BUDGET

Carter Optimistic About Beating Nuclear Modernization Cost Estimates

9/15/2016
By Jon Harper
Secretary of Defense Ashton Carter speaks to National Defense reporter Jon Harper during a Sept. 14 interview on board Carter's plane en route to Andrews Air Force Base, Maryland.

ON BOARD A U.S. MILITARY AIRCRAFT — As the Defense Department faces massive nuclear modernization bills, Secretary of Defense Ashton Carter sees opportunities to beat current cost estimates.

The Navy’s Ohio-class replacement ballistic missile submarine program — the service’s top acquisition priority — is projected to cost about $100 billion. The Air Force’s B-21 bomber fleet — which is being designed to conduct nuclear as well as conventional missions — is expected to cost at least $80 billion, possibly much more, while the long-range standoff cruise missile arsenal is estimated to come in at $20 billion to $30 billion.

The Air Force estimated that the ground-based strategic deterrent intercontinental ballistic missile program would cost about $62 billion, while the Pentagon’s cost assessment and program evaluation office put the potential price tag at $85 billion or more in the coming decades.

“If you look at the design carefully and how things are manufactured carefully, you can reduce costs in [the nuclear programs] and all of our other programs,” Carter told National Defense and online media outlet Breaking Defense in a Sept. 14 interview on board his plane en route to Andrews Air Force Base, Maryland.

“As a former acquisition executive I never accepted the cost estimates, and I always believe we should be better than that if we can,” he added. Carter previously served as the undersecretary of defense for acquisition, technology and logistics, the Pentagon’s top procurement officer.

“We always try to do the best, accurate estimates,” he said. “But they are just estimates, and we should try to exceed that in terms of the performance of the acquisition system.”

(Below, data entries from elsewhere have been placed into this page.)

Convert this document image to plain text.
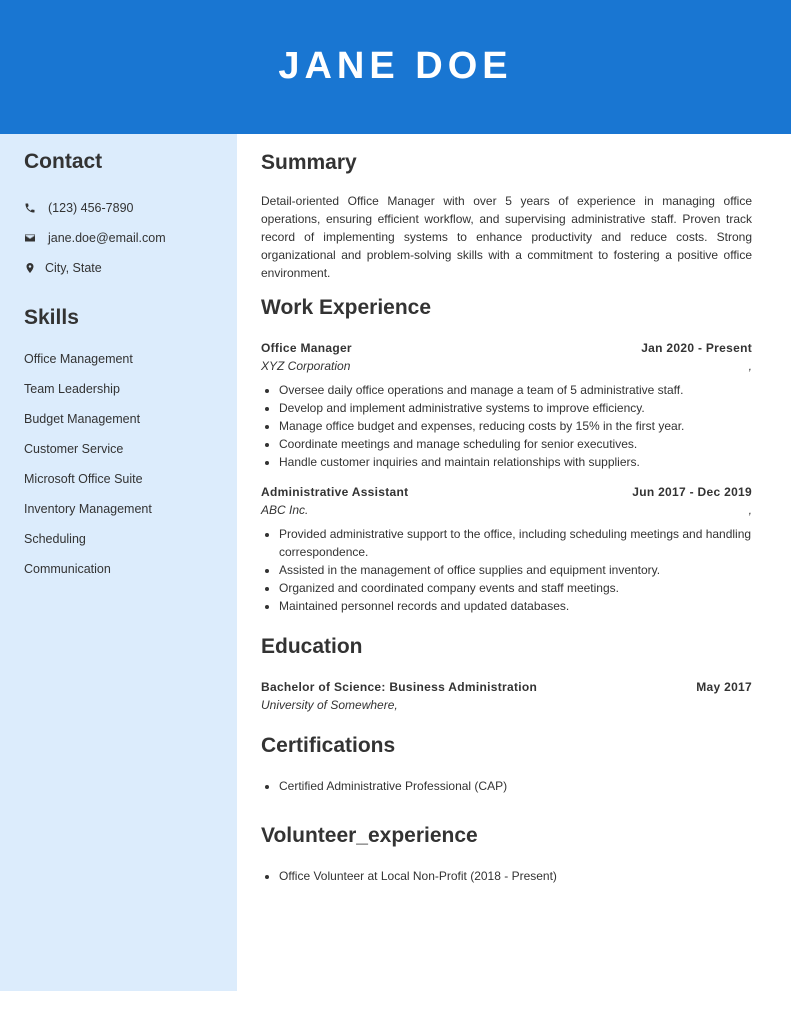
JANE DOE
Contact
(123) 456-7890
jane.doe@email.com
City, State
Skills
Office Management
Team Leadership
Budget Management
Customer Service
Microsoft Office Suite
Inventory Management
Scheduling
Communication
Summary

Detail-oriented Office Manager with over 5 years of experience in managing office operations, ensuring efficient workflow, and supervising administrative staff. Proven track record of implementing systems to enhance productivity and reduce costs. Strong organizational and problem-solving skills with a commitment to fostering a positive office environment.

Work Experience
Office Manager	Jan 2020 - Present
XYZ Corporation	,
• Oversee daily office operations and manage a team of 5 administrative staff.
• Develop and implement administrative systems to improve efficiency.
• Manage office budget and expenses, reducing costs by 15% in the first year.
• Coordinate meetings and manage scheduling for senior executives.
• Handle customer inquiries and maintain relationships with suppliers.
Administrative Assistant	Jun 2017 - Dec 2019
ABC Inc.	,
• Provided administrative support to the office, including scheduling meetings and handling correspondence.
• Assisted in the management of office supplies and equipment inventory.
• Organized and coordinated company events and staff meetings.
• Maintained personnel records and updated databases.
Education
Bachelor of Science: Business Administration	May 2017
University of Somewhere,
Certifications
• Certified Administrative Professional (CAP)
Volunteer_experience
• Office Volunteer at Local Non-Profit (2018 - Present)
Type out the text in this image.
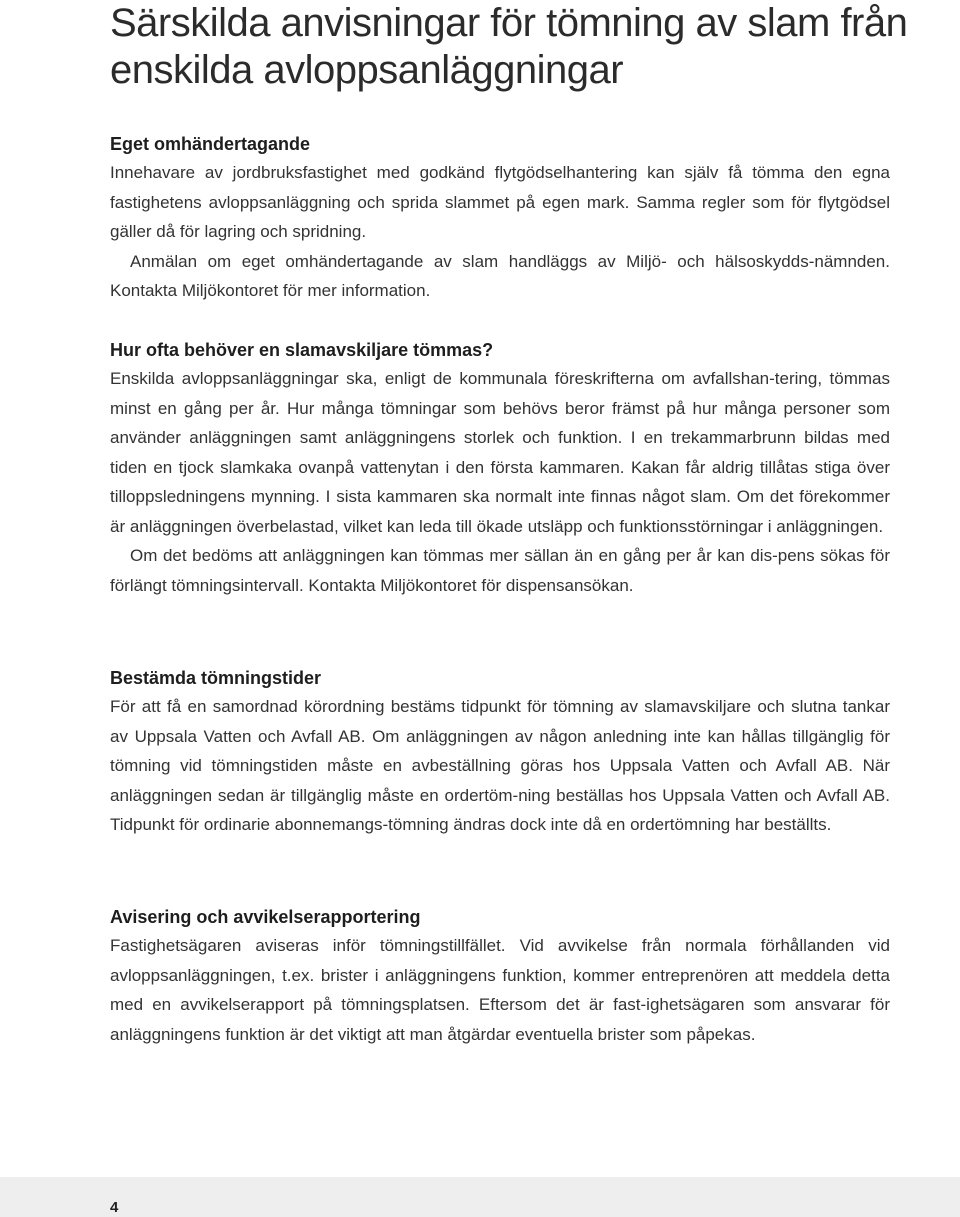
Särskilda anvisningar för tömning av slam från enskilda avloppsanläggningar
Eget omhändertagande

Innehavare av jordbruksfastighet med godkänd flytgödselhantering kan själv få tömma den egna fastighetens avloppsanläggning och sprida slammet på egen mark. Samma regler som för flytgödsel gäller då för lagring och spridning.

Anmälan om eget omhändertagande av slam handläggs av Miljö- och hälsoskydds-nämnden. Kontakta Miljökontoret för mer information.

Hur ofta behöver en slamavskiljare tömmas?

Enskilda avloppsanläggningar ska, enligt de kommunala föreskrifterna om avfallshan-tering, tömmas minst en gång per år. Hur många tömningar som behövs beror främst på hur många personer som använder anläggningen samt anläggningens storlek och funktion. I en trekammarbrunn bildas med tiden en tjock slamkaka ovanpå vattenytan i den första kammaren. Kakan får aldrig tillåtas stiga över tilloppsledningens mynning. I sista kammaren ska normalt inte finnas något slam. Om det förekommer är anläggningen överbelastad, vilket kan leda till ökade utsläpp och funktionsstörningar i anläggningen.

Om det bedöms att anläggningen kan tömmas mer sällan än en gång per år kan dis-pens sökas för förlängt tömningsintervall. Kontakta Miljökontoret för dispensansökan.

Bestämda tömningstider

För att få en samordnad körordning bestäms tidpunkt för tömning av slamavskiljare och slutna tankar av Uppsala Vatten och Avfall AB. Om anläggningen av någon anledning inte kan hållas tillgänglig för tömning vid tömningstiden måste en avbeställning göras hos Uppsala Vatten och Avfall AB. När anläggningen sedan är tillgänglig måste en ordertöm-ning beställas hos Uppsala Vatten och Avfall AB. Tidpunkt för ordinarie abonnemangs-tömning ändras dock inte då en ordertömning har beställts.

Avisering och avvikelserapportering

Fastighetsägaren aviseras inför tömningstillfället. Vid avvikelse från normala förhållanden vid avloppsanläggningen, t.ex. brister i anläggningens funktion, kommer entreprenören att meddela detta med en avvikelserapport på tömningsplatsen. Eftersom det är fast-ighetsägaren som ansvarar för anläggningens funktion är det viktigt att man åtgärdar eventuella brister som påpekas.

4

The Pentagon chief said recent history shows that reducing program costs is achievable. “We’ve been able to do that with ‘Better Buying Power’ [practices] over the last several years,” he said. “The statistics show that we are capable of undershooting … our own cost estimates.”

Carter isn’t the only high-ranking defense official to suggest that existing cost estimates for nuclear modernization programs might be overshooting. During a recent media roundtable at the Pentagon, Secretary of the Air Force Deborah Lee James questioned the Defense Department’s methodology for assessing the price tag of the ground-based strategic deterrent.

“We have not collectively done a cost estimate of this type for probably more than 40 years,” she said. “The data that everybody is using to try to build up these cost estimates is somewhat dated simply because we haven’t done it in so long.”

James expects the projections to change as the program advances.

“As we go forward, as we get the proposals back from industry, this will inform what I believe will be refinements in that cost estimate over time as we learn more,” she said. “The point is, if you haven’t done it in 40 years you need to refine it as you go along.”
 
Analysts are warning that the Pentagon is facing a modernization “bow wave” in the 2020s when it plans to invest heavily in a range of expensive nuclear and conventional programs. Carter expects the U.S. government to pay the bills required for comprehensive nuclear modernization even if defense officials aren’t able to beat current cost estimates.
 
“We will work to reduce the cost of those programs as we always do but we are committed to a safe, secure [and] reliable triad,” he said.
 
“Each part of that … is going to undergo a modernization,” he added. “I’m confident that we will spend the money because it is a bedrock capability. Fortunately it’s not one that we need to use, but it’s fundamental to our security.”